How much should you pay yourself as a salary?
At CheapAccounting.co.uk as a team we’ve spent hours crunching the numbers to find that the amount that you could save in tax is, on average, less than £200 per year if you pay yourself at an amount as close to the annual personal allowance curtailed to the earnings threshold for National Insurance (yes it’s complicated)!
Lets’ try to make it simpler.
Basically there are two simple options for how much you pay yourself
- The keep it simple option of £758 per month. This needs to be paid via a payroll scheme but does mean that you do not have to worry about National Insurance payments
- £992.33 per month with Employers National Insurance due either each month for employees or from January 2023 if you’re a Director
Other amounts may apply depending on your specific circumstances.

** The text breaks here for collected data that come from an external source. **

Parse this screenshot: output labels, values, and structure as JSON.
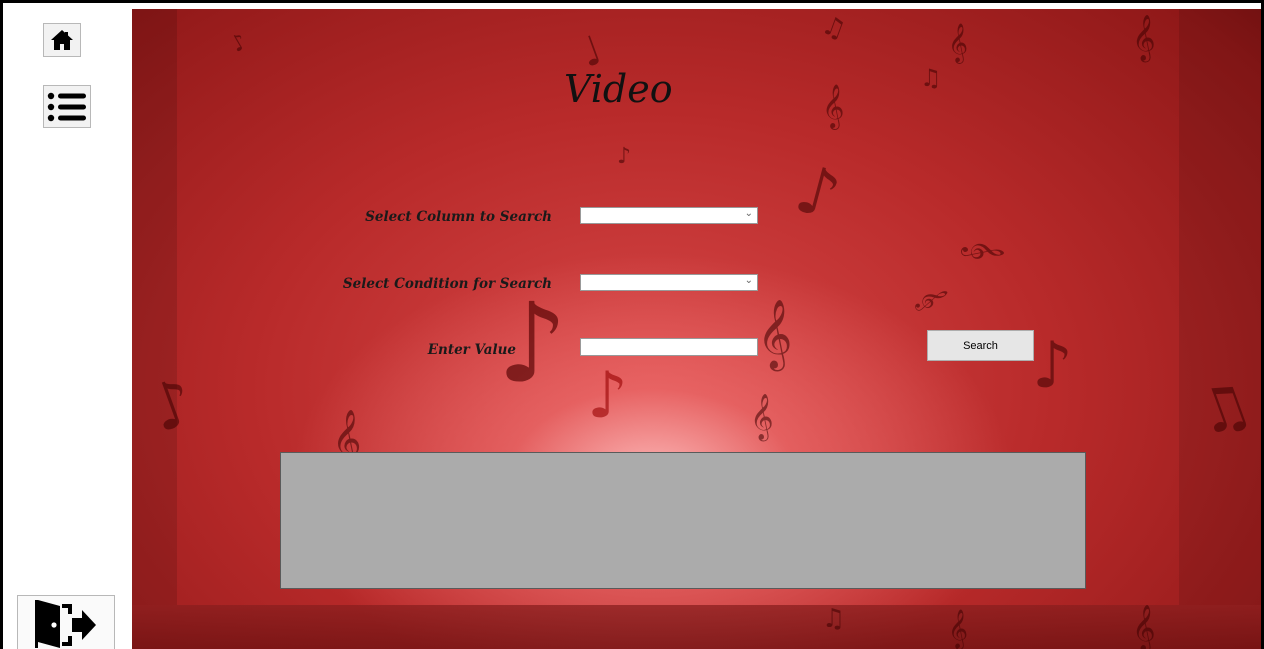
{
  "window": {
    "border_color": "#000000"
  },
  "sidebar": {
    "home_icon": "home-icon",
    "menu_icon": "list-menu-icon",
    "exit_icon": "exit-door-icon"
  },
  "page": {
    "title": "Video"
  },
  "form": {
    "column_label": "Select Column to Search",
    "column_value": "",
    "condition_label": "Select Condition for Search",
    "condition_value": "",
    "value_label": "Enter Value",
    "value_text": "",
    "search_label": "Search"
  },
  "results": {
    "rows": [],
    "background_color": "#ababab"
  },
  "theme": {
    "background_accent": "#c0392b"
  }
}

Tax is taxing and unfortunately in an era of Tax Simplification for reasons that seem beyond common sense this year has brought about some very surprising and unnecessary complications.
The best advice that we can give to you is that if you operate via a Limited Company then talk to your accountant ASAP and before April 2022.
If you don’t have an accountant get one.
And if you do have an accountant but they have lost your records then get a new one!
As a reminder:
Operate a Payroll Scheme
To pay a salary you must be registered as an employer and submit RTI (real time information) returns each pay period. Fines apply, starting at £100 per month, for late filing.
Dividend Tax Increase
Dividend tax has gone up!
Any dividends paid over £2,000 will attract dividend tax.
The rates of tax will be:
- First £2,000 of dividends – tax free
- 8.75 % for dividends falling within basic rate tax (caution on how this is calculated)
- 33.75% for dividends falling within higher rate tax (income over £50,270)
- 39.35% for dividends falling within the additional rate of tax (over £150,000 with income over £100,000 imposing restrictions on your personal allowance)
Note the increases in the higher and additional tax rates!
Dividends are paid out of post tax profits.
Everyone has different tax affairs and, as such, we recommend that you seek the advice of a suitably qualified accountant before making any tax planning decisions.
Please do check accountancy qualifications; anyone can call themselves an accountant.
Get your calculations checked with your accountant to make sure you have a paying yourself approach that suits you.
Failure to process your payroll and submit the correct RTI (Real Time Information) returns could result in fines or penalties.
Disguised employment issues aside, operating as a limited company is perfectly legitimate and is purely a business choice.
Salary is an allowable business cost and will reduce the profit subject to corporation tax.
The above figures are based on the tax rates for England.